Research carried out by the German organisation Kas reveals 73% of those questioned (aged between 18 and 25) would like to leave the country if they had the chance. Forty-eight per cent had no confidence in the president. Very little trust in politicians, parties and the press. Over 90% are in favour of premarital relations, 80% for gender equality. 

Istanbul (AsiaNews) - Pessimism towards the future, a desire to flee abroad and a deep mistrust in the country's leadership, especially in President Recep Tayyip Erdogan. This is the picture that emerged from the "2021 Report on Young People in Turkey", published in recent days by experts from the German Konrad-Adenauer-Stiftung (Kas) institute, founded in Bonn in 1955. A picture that raises more than one alarm for Ankara's leadership: around 73% of respondents said they would like to live abroad if they had the opportunity; 48% said they "have no confidence" in the head of state who has been in power for two decades.

The study examines data on the attitudes, opinions, expectations, preferences and compositions of boys and girls, which generally show a "pessimistic outlook" within a framework of "dissatisfaction and frustration". The respondents surveyed by Kas are aged between 18 and 25, around seven million out of the total of over 84 million that make up the country's overall population; more than 100 questions were asked in the presence of 3,243 young people spread across 28 provinces. Among the topics covered were local and international politics, activism and cultural, religious and social preferences. 

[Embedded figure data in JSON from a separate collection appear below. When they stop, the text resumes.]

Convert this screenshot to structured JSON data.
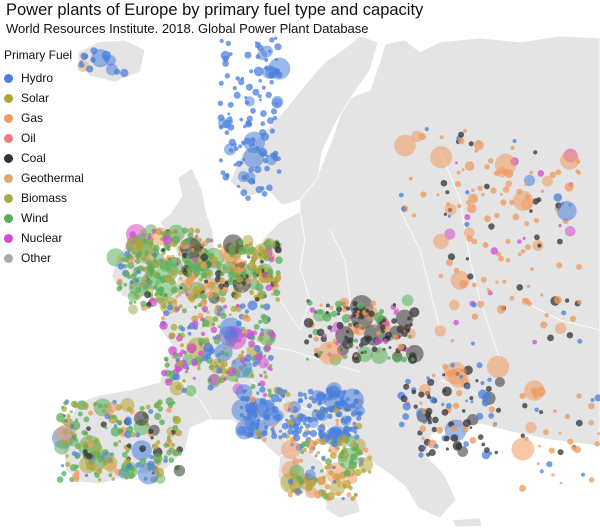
{
  "title": "Power plants of Europe by primary fuel type and capacity",
  "subtitle": "World Resources Institute. 2018. Global Power Plant Database",
  "legend": {
    "title": "Primary Fuel",
    "items": [
      {
        "label": "Hydro",
        "color": "#4a7fdc"
      },
      {
        "label": "Solar",
        "color": "#b3a436"
      },
      {
        "label": "Gas",
        "color": "#ef9a5e"
      },
      {
        "label": "Oil",
        "color": "#f07a80"
      },
      {
        "label": "Coal",
        "color": "#333333"
      },
      {
        "label": "Geothermal",
        "color": "#e0a86e"
      },
      {
        "label": "Biomass",
        "color": "#a7ab4c"
      },
      {
        "label": "Wind",
        "color": "#5aae5a"
      },
      {
        "label": "Nuclear",
        "color": "#d14bd0"
      },
      {
        "label": "Other",
        "color": "#aaaaaa"
      }
    ]
  },
  "colors": {
    "land": "#e4e4e4",
    "border": "#ffffff",
    "sea": "#ffffff"
  }
}
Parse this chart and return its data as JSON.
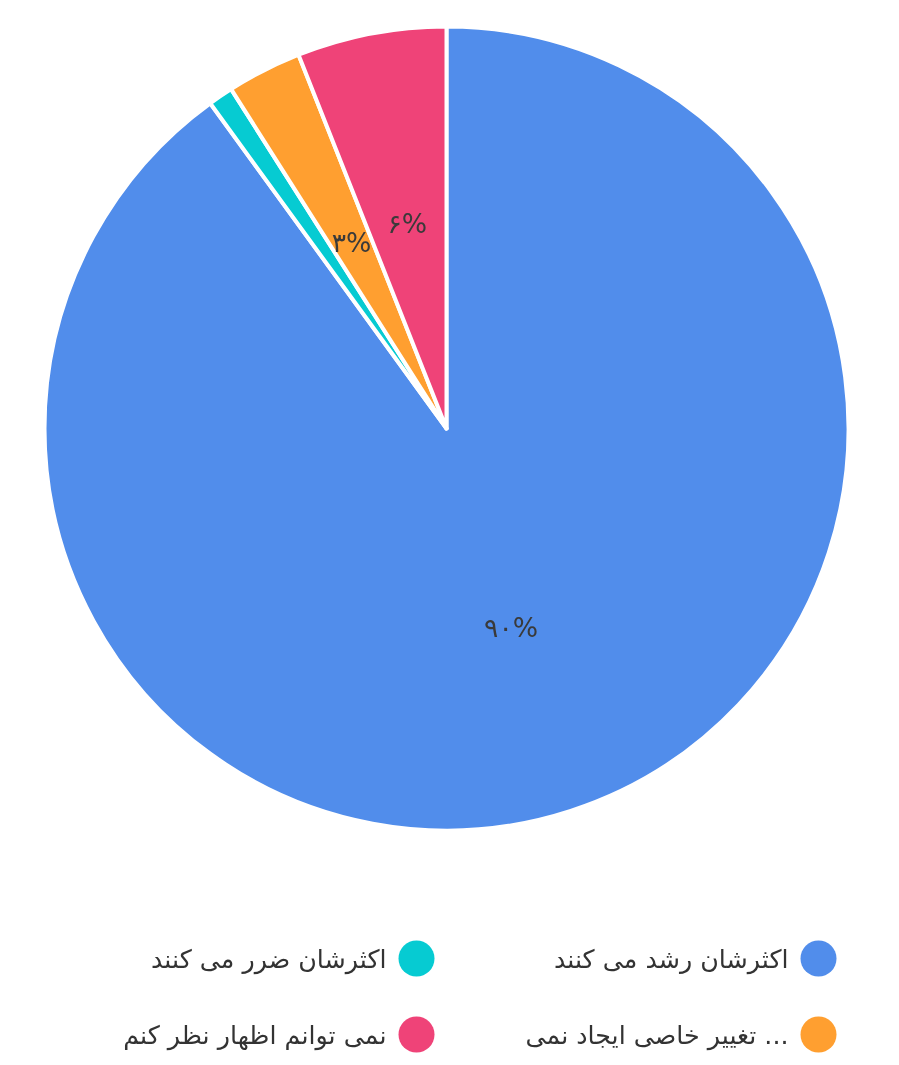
{
  "chart_data": {
    "type": "pie",
    "categories": [
      "اکثرشان رشد می کنند",
      "اکثرشان ضرر می کنند",
      "تغییر خاصی ایجاد نمی ...",
      "نمی توانم اظهار نظر کنم"
    ],
    "values": [
      90,
      1,
      3,
      6
    ],
    "colors": [
      "#518deb",
      "#06cbd2",
      "#ff9f30",
      "#ef4378"
    ],
    "value_labels": [
      "۹۰%",
      null,
      "۳%",
      "۶%"
    ],
    "legend": "bottom"
  }
}
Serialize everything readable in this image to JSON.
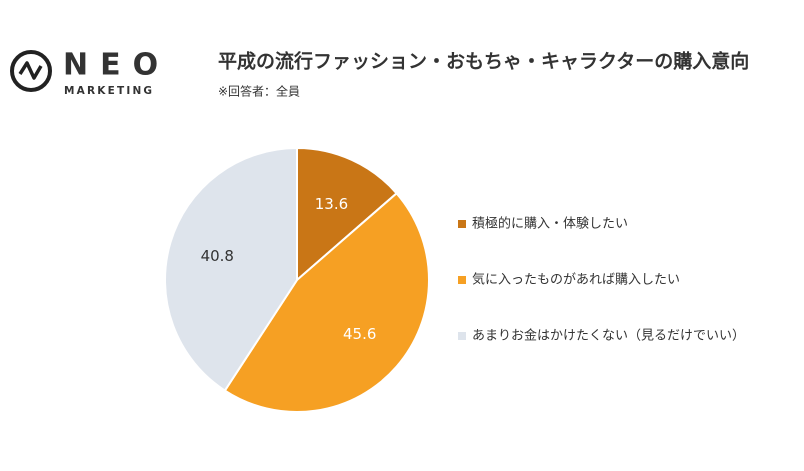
{
  "logo": {
    "name": "NEO",
    "tagline": "MARKETING"
  },
  "chart_data": {
    "type": "pie",
    "title": "平成の流行ファッション・おもちゃ・キャラクターの購入意向",
    "subtitle": "※回答者：全員",
    "categories": [
      "積極的に購入・体験したい",
      "気に入ったものがあれば購入したい",
      "あまりお金はかけたくない（見るだけでいい）"
    ],
    "values": [
      13.6,
      45.6,
      40.8
    ],
    "colors": [
      "#c97616",
      "#f6a023",
      "#dee4ec"
    ],
    "legend": "right"
  }
}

With regard to the ruling class, 48% said they had "no confidence" in Erdogan; added to those who "do not believe" in him, the figure for those who are unhappy at various levels reaches 58.5%. Asked about their favourite political leader, 20.1% (the highest figure) said "none", with the president in second place with 16.8% of preferences. In addition, the vast majority (80.4% of respondents) criticised the government's refugee policies and called for them to be changed, and over half (56.8%) wanted Syrian refugees to be repatriated. 

As for the future, the outlook is pessimistic: 62.8% of respondents say they do not see Turkey "well", while 35.2% say they are "completely distrustful" of the country's prospects. The economy, inflation and the possibility of personal fulfilment are all causes for concern. "A significant majority, 72.9%, said they would like to live in another country if they had the chance. There is no trust in politicians (only 3.7%), political parties (4.4%) and journalists (6.9%), while scientists (70.3%) and the army (61.8%) are held in higher esteem. There is also low esteem and consensus around the presidency (19.4%) and the judiciary (11.9%). 

The vast majority (80%) believe that women and men are equal; for 92.3%, premarital relations - between men and women - are normal, confirming a rather liberal and open-minded youth. The family (96.6%) and friends (82.9%) are the most important institutions and elements for the respondents, in a society made up of nationalistic young people, who consider symbols such as the flag (89.7%), the republican institution (87.4%) and being Turkish (71.6%) as preponderant elements. For 70.5%, being Muslim is very important, although 29.8% said they were devout, while 56.9% said they believed in God but did not consider themselves devout.